All good things, right?
Even though I believe the experience to be the beginning of me letting go of a lot of things, I was greeted on the last morning with my friends with the knowledge that my husband had not gone to work the night before due to paralyzing panic/depression, and that he was just about to fall apart. After listening to my wonderful husband cry off-and-on for about 15 minutes and only seem somewhat happy after talking to me, I wondered to myself if it was worth me going on this tiny vacation.
I felt as if all of my worst fears were confirmed. I felt a tremendous sense of dread in coming home. But you know what I don't understand about myself--I did not tell my friends what had happened. Friends that I sat up with until 1 o'clock at night, which is REALLY late for me because my bedtime is 9:30, trying to reconcile feeling isolated and scared and trying to get rid of all of the irrational fear.

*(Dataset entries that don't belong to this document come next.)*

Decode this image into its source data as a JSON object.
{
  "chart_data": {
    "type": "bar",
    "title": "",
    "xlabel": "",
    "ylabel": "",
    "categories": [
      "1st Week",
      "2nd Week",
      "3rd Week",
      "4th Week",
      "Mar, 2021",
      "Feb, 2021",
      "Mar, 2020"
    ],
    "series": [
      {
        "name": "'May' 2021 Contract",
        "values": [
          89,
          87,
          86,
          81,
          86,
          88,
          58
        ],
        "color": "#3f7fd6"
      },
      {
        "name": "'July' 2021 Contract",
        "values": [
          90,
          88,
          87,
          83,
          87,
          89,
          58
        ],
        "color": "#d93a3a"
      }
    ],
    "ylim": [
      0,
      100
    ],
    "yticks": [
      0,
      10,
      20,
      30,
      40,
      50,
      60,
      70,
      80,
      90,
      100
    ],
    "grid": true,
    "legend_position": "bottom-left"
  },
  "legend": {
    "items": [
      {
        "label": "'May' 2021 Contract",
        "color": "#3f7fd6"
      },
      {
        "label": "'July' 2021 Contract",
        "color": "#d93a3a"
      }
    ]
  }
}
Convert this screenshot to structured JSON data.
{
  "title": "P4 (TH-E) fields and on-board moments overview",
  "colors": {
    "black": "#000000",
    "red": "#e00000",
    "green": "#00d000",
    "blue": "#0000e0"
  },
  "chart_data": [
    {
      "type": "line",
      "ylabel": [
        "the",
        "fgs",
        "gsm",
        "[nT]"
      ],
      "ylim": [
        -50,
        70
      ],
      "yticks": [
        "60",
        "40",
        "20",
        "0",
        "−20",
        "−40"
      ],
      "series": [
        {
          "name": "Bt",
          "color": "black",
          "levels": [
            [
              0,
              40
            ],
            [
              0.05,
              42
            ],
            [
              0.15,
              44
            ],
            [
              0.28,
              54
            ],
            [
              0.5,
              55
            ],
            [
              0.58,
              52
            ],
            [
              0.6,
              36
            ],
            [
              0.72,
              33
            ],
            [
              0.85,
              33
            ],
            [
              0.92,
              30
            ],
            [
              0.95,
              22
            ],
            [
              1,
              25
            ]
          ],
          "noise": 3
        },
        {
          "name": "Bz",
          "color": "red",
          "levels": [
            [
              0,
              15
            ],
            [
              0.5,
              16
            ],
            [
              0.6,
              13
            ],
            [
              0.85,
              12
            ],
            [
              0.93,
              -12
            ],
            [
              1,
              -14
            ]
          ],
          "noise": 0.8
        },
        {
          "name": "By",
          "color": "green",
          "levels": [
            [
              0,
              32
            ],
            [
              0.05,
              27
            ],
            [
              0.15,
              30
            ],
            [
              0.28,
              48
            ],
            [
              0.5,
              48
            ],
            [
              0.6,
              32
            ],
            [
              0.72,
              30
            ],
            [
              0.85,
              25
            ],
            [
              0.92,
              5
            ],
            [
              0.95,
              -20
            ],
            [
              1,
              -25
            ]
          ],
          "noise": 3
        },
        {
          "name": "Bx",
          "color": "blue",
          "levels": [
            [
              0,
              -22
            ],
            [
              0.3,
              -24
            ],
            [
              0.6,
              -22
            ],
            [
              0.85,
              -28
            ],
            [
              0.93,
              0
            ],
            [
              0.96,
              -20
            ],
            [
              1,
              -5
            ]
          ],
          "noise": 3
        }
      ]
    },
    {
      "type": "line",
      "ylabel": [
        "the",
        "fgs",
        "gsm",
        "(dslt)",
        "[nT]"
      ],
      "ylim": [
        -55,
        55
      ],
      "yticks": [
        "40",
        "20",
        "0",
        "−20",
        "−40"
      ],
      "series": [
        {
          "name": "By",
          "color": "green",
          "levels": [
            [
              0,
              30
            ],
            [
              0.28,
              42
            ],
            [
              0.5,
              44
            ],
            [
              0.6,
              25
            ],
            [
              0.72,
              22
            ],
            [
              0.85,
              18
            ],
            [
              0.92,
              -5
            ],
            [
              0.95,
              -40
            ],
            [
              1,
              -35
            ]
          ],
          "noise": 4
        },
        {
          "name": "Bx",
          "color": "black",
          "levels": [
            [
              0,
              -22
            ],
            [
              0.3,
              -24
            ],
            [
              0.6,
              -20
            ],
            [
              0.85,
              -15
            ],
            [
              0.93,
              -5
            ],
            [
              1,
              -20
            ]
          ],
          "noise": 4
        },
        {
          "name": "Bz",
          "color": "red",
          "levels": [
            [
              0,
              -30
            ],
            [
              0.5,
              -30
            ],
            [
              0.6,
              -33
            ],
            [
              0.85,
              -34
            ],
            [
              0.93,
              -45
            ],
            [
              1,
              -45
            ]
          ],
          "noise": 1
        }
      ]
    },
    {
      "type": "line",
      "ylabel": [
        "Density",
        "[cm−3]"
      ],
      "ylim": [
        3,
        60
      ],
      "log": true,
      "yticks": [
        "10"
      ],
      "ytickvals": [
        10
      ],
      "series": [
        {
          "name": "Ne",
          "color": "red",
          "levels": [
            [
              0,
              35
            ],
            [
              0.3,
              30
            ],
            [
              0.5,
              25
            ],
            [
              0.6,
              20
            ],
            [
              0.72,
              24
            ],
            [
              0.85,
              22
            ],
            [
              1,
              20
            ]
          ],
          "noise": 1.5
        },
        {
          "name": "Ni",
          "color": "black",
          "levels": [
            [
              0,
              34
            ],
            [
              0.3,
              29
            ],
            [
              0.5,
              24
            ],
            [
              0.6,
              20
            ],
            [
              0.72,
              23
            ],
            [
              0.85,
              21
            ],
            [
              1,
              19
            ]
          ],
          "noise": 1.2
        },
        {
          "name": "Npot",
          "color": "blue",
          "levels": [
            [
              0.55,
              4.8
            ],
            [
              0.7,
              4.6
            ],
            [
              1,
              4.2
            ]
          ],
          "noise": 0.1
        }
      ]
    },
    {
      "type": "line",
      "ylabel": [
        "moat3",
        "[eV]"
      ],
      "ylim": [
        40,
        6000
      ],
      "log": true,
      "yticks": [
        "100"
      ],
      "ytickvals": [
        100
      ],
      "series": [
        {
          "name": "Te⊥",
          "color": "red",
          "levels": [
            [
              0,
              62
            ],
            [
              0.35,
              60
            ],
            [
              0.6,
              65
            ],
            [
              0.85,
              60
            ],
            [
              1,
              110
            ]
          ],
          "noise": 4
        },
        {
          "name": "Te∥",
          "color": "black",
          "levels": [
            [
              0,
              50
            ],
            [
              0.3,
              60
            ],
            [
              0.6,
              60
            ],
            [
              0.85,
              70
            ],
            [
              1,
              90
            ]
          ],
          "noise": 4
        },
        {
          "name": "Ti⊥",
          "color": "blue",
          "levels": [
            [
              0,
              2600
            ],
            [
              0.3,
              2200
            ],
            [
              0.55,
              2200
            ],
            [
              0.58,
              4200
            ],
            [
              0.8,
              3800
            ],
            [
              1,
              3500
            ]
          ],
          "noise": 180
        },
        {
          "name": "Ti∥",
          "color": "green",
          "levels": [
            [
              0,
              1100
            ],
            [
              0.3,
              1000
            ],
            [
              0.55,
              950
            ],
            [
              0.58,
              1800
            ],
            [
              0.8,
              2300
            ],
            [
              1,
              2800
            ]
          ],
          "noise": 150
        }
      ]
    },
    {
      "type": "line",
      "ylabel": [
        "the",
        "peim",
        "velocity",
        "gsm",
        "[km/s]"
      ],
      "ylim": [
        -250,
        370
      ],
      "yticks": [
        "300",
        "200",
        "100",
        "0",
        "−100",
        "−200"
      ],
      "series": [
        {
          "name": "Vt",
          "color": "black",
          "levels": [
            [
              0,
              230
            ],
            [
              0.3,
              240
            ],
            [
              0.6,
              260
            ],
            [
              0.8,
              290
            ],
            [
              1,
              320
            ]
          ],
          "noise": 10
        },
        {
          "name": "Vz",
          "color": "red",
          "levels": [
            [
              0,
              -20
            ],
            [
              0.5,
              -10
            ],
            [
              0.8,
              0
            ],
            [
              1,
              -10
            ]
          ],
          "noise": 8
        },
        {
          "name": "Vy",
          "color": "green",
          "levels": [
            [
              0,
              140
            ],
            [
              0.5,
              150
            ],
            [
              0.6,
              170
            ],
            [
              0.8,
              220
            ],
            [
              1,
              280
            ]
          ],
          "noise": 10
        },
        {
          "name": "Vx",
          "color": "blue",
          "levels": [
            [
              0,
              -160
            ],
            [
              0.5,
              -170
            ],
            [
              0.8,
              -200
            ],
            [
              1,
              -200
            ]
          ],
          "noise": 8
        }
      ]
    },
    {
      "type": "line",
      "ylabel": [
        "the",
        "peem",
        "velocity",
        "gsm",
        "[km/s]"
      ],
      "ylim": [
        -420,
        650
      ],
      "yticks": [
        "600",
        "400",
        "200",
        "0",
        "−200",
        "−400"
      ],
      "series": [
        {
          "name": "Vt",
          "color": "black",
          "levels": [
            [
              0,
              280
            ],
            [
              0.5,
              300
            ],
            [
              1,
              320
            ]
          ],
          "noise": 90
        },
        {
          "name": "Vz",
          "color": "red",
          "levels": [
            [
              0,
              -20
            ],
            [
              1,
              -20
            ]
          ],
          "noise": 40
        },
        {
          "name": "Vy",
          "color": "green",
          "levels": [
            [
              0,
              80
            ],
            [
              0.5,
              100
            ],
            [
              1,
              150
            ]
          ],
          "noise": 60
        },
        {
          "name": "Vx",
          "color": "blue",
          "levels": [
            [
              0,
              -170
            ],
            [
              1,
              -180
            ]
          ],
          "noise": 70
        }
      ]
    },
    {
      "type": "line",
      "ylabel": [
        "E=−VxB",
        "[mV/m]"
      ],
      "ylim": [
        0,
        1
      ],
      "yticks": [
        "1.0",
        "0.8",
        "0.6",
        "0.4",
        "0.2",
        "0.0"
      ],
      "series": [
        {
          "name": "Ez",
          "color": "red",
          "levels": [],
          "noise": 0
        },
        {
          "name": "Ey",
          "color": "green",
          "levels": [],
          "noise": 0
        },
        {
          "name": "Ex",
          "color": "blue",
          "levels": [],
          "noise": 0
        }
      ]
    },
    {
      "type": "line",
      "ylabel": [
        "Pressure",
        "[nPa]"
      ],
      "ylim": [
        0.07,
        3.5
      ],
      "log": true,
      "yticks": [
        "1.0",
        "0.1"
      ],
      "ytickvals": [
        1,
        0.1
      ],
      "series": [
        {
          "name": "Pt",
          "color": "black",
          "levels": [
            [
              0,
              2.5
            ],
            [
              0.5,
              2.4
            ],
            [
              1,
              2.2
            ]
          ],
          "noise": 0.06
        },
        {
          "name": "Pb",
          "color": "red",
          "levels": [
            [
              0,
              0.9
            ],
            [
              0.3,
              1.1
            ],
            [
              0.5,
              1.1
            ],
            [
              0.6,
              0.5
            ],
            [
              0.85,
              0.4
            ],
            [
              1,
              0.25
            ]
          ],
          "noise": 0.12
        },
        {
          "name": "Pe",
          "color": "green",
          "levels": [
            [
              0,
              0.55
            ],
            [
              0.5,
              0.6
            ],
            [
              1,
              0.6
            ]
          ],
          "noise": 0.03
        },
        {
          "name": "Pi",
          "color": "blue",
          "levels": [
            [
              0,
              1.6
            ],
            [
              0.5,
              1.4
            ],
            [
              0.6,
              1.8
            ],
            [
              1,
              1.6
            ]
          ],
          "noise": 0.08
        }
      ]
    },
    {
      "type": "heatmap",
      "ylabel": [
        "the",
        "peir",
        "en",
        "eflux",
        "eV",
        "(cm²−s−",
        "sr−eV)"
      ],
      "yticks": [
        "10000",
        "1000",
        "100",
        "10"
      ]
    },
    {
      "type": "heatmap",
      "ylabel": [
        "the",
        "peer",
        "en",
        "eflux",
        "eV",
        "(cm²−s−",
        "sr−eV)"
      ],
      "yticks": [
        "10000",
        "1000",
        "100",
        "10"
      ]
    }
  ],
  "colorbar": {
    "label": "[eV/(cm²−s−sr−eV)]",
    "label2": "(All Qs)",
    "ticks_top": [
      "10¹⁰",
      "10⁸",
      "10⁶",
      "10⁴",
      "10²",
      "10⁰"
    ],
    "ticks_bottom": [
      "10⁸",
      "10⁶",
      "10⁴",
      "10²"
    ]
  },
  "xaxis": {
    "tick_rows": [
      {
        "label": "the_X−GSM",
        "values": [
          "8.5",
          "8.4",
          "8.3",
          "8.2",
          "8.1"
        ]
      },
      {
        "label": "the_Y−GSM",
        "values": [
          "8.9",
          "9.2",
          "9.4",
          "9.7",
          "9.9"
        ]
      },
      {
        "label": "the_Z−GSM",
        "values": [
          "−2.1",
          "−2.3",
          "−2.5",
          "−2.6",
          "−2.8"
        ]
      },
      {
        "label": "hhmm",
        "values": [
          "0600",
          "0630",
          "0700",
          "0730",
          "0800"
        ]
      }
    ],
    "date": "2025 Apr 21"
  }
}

Maybe I wanted everything to be okay. I kept telling my husband that everything would work out, and maybe I wanted to believe that myself. Maybe everything is okay and I'm making too much out of a minor setback. Maybe I need to relax.
But as I'm sitting here taking a break from taking care of my husband, I wonder if everything is going to be okay. And I wonder if I will ever get to relax and enjoy my life with my wonderfully creative husband.
Yikes. That's depressing.
I'm off to plan our summer road trip and attempt to iron out a schedule even a man with Asperger's will be happy with.